技術的には、AOD は有機EL(OLED)を積んだ端末とほぼセットで語られます。液晶と違ってピクセル単位で発光を止められるため、黒い背景に白い文字だけを浮かべておくと消費電力を小さく抑えられるからです。「AOD 対応の液晶スマホ」がほとんど存在しないのは、この構造上の理由によります。

自分のスマホでAODが使えるか(対応・非対応の比較表)

まず iPhone です。Apple は常時表示ディスプレイの対応モデルを公式に列挙しており、ユーザガイド「Models with Always-On Display」の時点では次の10モデルだけが対象です。

区分

該当モデル

AOD

Pro系(14〜16)

iPhone 14 Pro / 14 Pro Max / 15 Pro / 15 Pro Max / 16 Pro / 16 Pro Max

対応

17世代

iPhone 17 / 17 Pro / 17 Pro Max / iPhone Air

対応

無印・Plus(14〜16)

iPhone 14 / 14 Plus / 15 / 15 Plus / 16 / 16 Plus

非対応

SE・13以前

iPhone SE 各世代 / iPhone 13 以前

非対応

注目したいのは17世代で「無印」にも常時表示が降りてきた点です。14〜16 の世代では Pro を選ばない限り AOD は使えませんでしたが、iPhone 17 と iPhone Air は対応モデルとして公式に挙げられています。「iPhone なら常時表示できる」と思い込んで無印の 15 や 16 を買うと期待が外れる、というのは今でも起こりうる勘違いです。
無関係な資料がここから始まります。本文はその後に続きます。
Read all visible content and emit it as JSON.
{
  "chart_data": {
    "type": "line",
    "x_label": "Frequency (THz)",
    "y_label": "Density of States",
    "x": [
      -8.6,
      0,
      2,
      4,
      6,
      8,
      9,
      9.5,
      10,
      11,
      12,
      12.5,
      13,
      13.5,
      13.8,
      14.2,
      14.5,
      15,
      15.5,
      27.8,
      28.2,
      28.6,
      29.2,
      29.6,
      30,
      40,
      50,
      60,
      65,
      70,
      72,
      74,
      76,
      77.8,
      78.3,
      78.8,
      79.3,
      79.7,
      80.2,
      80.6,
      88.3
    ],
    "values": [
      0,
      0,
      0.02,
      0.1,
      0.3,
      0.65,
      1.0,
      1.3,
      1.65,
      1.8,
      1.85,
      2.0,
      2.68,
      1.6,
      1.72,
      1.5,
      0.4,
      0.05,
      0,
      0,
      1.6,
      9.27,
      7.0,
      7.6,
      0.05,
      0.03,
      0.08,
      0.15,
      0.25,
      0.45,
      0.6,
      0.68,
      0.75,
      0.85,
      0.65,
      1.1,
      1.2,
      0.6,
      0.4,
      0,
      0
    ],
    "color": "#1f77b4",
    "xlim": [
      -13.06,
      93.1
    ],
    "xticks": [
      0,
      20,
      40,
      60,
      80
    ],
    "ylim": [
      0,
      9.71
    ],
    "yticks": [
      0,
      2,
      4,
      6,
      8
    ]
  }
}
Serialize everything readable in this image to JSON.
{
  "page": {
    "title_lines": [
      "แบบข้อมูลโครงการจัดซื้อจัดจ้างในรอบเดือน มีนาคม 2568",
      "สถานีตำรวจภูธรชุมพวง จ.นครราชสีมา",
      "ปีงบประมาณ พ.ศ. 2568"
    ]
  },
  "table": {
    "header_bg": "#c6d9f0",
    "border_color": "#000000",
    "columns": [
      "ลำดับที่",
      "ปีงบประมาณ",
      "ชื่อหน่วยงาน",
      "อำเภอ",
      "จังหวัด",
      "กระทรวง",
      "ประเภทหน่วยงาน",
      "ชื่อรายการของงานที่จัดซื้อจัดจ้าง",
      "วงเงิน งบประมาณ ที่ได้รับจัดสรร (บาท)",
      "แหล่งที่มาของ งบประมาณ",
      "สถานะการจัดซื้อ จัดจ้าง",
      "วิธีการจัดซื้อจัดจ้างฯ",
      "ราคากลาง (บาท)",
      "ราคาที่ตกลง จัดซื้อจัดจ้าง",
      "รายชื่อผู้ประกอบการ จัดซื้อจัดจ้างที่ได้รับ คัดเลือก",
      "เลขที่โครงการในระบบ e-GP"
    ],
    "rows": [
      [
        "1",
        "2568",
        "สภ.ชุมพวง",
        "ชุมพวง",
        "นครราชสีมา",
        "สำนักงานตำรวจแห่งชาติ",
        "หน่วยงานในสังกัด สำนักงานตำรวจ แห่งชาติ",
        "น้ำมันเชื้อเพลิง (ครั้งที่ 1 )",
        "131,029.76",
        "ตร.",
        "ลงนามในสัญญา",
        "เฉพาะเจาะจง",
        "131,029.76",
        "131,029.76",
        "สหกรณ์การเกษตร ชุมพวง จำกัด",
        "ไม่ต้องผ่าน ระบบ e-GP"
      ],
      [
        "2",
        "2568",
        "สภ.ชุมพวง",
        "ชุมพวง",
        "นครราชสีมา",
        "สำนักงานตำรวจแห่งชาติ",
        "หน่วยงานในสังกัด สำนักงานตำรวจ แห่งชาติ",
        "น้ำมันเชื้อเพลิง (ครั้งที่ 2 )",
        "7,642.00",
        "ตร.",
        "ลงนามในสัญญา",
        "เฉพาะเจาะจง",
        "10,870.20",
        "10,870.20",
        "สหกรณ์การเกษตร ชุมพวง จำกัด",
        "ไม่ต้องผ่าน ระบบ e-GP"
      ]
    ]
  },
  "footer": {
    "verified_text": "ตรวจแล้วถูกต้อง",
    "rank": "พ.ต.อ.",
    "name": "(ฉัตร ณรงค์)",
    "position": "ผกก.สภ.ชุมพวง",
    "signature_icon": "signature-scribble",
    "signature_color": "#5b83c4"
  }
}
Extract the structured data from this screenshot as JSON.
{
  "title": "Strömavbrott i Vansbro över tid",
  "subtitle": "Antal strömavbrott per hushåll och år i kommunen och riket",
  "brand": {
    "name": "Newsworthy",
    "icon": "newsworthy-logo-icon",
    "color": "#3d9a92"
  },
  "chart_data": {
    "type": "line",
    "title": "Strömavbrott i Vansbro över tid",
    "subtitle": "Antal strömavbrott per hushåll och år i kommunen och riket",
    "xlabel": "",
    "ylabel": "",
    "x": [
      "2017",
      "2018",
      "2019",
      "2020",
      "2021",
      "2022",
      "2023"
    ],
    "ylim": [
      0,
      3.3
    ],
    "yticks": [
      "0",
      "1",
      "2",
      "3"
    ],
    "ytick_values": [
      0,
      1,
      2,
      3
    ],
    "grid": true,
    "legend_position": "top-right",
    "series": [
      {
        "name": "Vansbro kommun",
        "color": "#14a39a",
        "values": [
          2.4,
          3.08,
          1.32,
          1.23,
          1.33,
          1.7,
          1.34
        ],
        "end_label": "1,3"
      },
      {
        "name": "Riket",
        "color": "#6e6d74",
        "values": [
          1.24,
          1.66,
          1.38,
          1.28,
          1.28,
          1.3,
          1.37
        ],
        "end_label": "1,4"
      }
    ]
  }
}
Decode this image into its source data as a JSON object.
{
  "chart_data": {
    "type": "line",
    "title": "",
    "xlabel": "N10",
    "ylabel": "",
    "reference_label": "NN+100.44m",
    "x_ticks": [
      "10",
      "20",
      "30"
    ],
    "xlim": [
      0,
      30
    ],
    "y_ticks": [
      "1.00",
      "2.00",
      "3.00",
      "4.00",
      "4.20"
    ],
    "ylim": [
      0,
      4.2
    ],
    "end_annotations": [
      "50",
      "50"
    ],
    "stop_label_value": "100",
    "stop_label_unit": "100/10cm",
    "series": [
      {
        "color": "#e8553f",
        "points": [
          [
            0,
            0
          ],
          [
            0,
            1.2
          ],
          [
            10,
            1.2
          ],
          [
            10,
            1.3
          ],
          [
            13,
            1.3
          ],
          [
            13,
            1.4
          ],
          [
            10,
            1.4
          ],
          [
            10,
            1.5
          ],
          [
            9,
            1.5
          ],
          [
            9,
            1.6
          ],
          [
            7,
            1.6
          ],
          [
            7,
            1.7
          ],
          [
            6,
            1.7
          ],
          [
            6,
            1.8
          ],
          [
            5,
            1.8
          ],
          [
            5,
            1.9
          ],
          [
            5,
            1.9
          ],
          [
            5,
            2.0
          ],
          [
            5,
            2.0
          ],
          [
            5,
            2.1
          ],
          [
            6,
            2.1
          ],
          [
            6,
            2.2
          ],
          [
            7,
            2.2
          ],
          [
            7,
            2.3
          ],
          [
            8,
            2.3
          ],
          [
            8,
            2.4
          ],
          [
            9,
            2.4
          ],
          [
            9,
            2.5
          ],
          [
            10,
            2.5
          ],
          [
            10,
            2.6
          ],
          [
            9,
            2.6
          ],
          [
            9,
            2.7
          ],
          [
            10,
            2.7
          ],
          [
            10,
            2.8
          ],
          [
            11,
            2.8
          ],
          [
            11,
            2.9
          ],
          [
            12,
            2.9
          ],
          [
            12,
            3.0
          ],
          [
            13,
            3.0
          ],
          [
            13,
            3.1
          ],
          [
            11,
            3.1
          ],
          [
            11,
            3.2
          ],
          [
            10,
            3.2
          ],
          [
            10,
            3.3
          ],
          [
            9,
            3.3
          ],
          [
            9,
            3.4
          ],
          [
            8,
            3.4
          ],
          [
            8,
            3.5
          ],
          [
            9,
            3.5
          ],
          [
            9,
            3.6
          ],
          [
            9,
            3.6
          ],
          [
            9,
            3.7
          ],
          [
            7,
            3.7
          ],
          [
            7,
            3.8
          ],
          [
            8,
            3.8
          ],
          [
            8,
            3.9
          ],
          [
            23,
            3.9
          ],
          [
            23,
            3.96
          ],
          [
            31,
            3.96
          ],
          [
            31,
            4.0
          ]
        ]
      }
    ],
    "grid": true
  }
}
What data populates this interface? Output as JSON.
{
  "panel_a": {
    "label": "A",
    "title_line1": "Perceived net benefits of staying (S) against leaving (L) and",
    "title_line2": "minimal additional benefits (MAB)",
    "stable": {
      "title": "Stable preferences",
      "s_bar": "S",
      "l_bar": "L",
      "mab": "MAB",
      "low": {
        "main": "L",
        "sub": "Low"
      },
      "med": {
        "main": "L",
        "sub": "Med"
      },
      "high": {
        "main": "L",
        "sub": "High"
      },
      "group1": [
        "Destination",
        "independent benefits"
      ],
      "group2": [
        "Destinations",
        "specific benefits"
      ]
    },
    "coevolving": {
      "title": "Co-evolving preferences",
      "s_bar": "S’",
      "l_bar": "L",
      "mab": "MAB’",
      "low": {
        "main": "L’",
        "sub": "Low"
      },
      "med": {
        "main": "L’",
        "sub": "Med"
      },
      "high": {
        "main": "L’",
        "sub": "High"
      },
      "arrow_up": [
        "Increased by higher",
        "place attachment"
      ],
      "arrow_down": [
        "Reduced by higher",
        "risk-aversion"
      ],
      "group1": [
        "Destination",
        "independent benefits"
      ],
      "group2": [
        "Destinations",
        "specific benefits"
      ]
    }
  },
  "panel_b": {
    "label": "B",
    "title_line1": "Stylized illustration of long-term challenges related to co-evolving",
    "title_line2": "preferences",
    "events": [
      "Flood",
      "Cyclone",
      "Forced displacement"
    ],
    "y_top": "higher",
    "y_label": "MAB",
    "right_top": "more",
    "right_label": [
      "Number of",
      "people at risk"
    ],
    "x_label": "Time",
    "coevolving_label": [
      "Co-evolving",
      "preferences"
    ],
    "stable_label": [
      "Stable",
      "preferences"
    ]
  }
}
Android は事情が違い、OS ではなくメーカーと機種ごとの実装です。Galaxy は公式サポートに「Always On Display とその一部の機能は、特定の端末でしか使用できません」と明記されており、Pixel も「常に表示状態のディスプレイ」という項目として提供されています。確実なのは、あなたの端末の設定画面を実際に開いて、その項目が存在するかを見ることです。項目自体が無ければ、その機種は非対応と判断して構いません。

Android 側の探し方と、機種ごとのつまずきどころはAndroidで時計を常時表示するアプリと設定で個別にまとめています。

ロック画面・StandBy・「画面を消さない」との違い

AOD が分かりにくいのは、似て非なる機能が並んでいるからです。混同すると「設定したのに思った動きにならない」という結果になります。

機能

画面の状態

主な用途

電力の目安

AOD(常時表示)

消灯扱いのまま暗く表示

時刻・通知をちらっと見る

小さい

ロック画面

通常の明るさで点灯

ロック解除の入口

大きい

StandBy(iOS)

横向き充電中に全画面表示

置き時計・卓上パネル

中〜大(給電前提)

自動ロックしない設定

通常の明るさで点きっぱなし

作業中に消させない

最も大きい

とくに StandBy と AOD は別物です。StandBy は横向きに置いて充電しているときに起動する大きな表示で、机の上の置き時計として使う機能。AOD はポケットの中でも成立する、常時の小さな表示です。デスクで大きく時刻を見たいなら StandBy、片手で持ったときに時刻だけ確認したいなら AOD、と目的で分かれます。iPhone 側の使い分けはiPhoneの常時表示で時計を出す方法で詳しく触れています。

バッテリー消費と焼き付きは実際どうなのか

AOD をためらう理由の大半は「電池が減りそう」「画面が焼き付きそう」の2つです。公式の記載から言えることを整理します。

バッテリーについて

各社とも「省電力に作ってあるが、ゼロではない」という立場です。Galaxy の米国サポートには「Always On Display は非常に少ないバッテリーで動くよう最適化されているが、画面を長く点けておく設定はいずれもバッテリーを多く使う」という主旨の説明があります(Samsung 公式サポート)。実際、省電力モードをオンにすると AOD は使えなくなるのが Galaxy の仕様で、iPhone でも低電力モード中は常時表示が自動でオフになります。メーカー自身が「電池が厳しい局面で真っ先に切る対象」として扱っている、と読むのが正確です。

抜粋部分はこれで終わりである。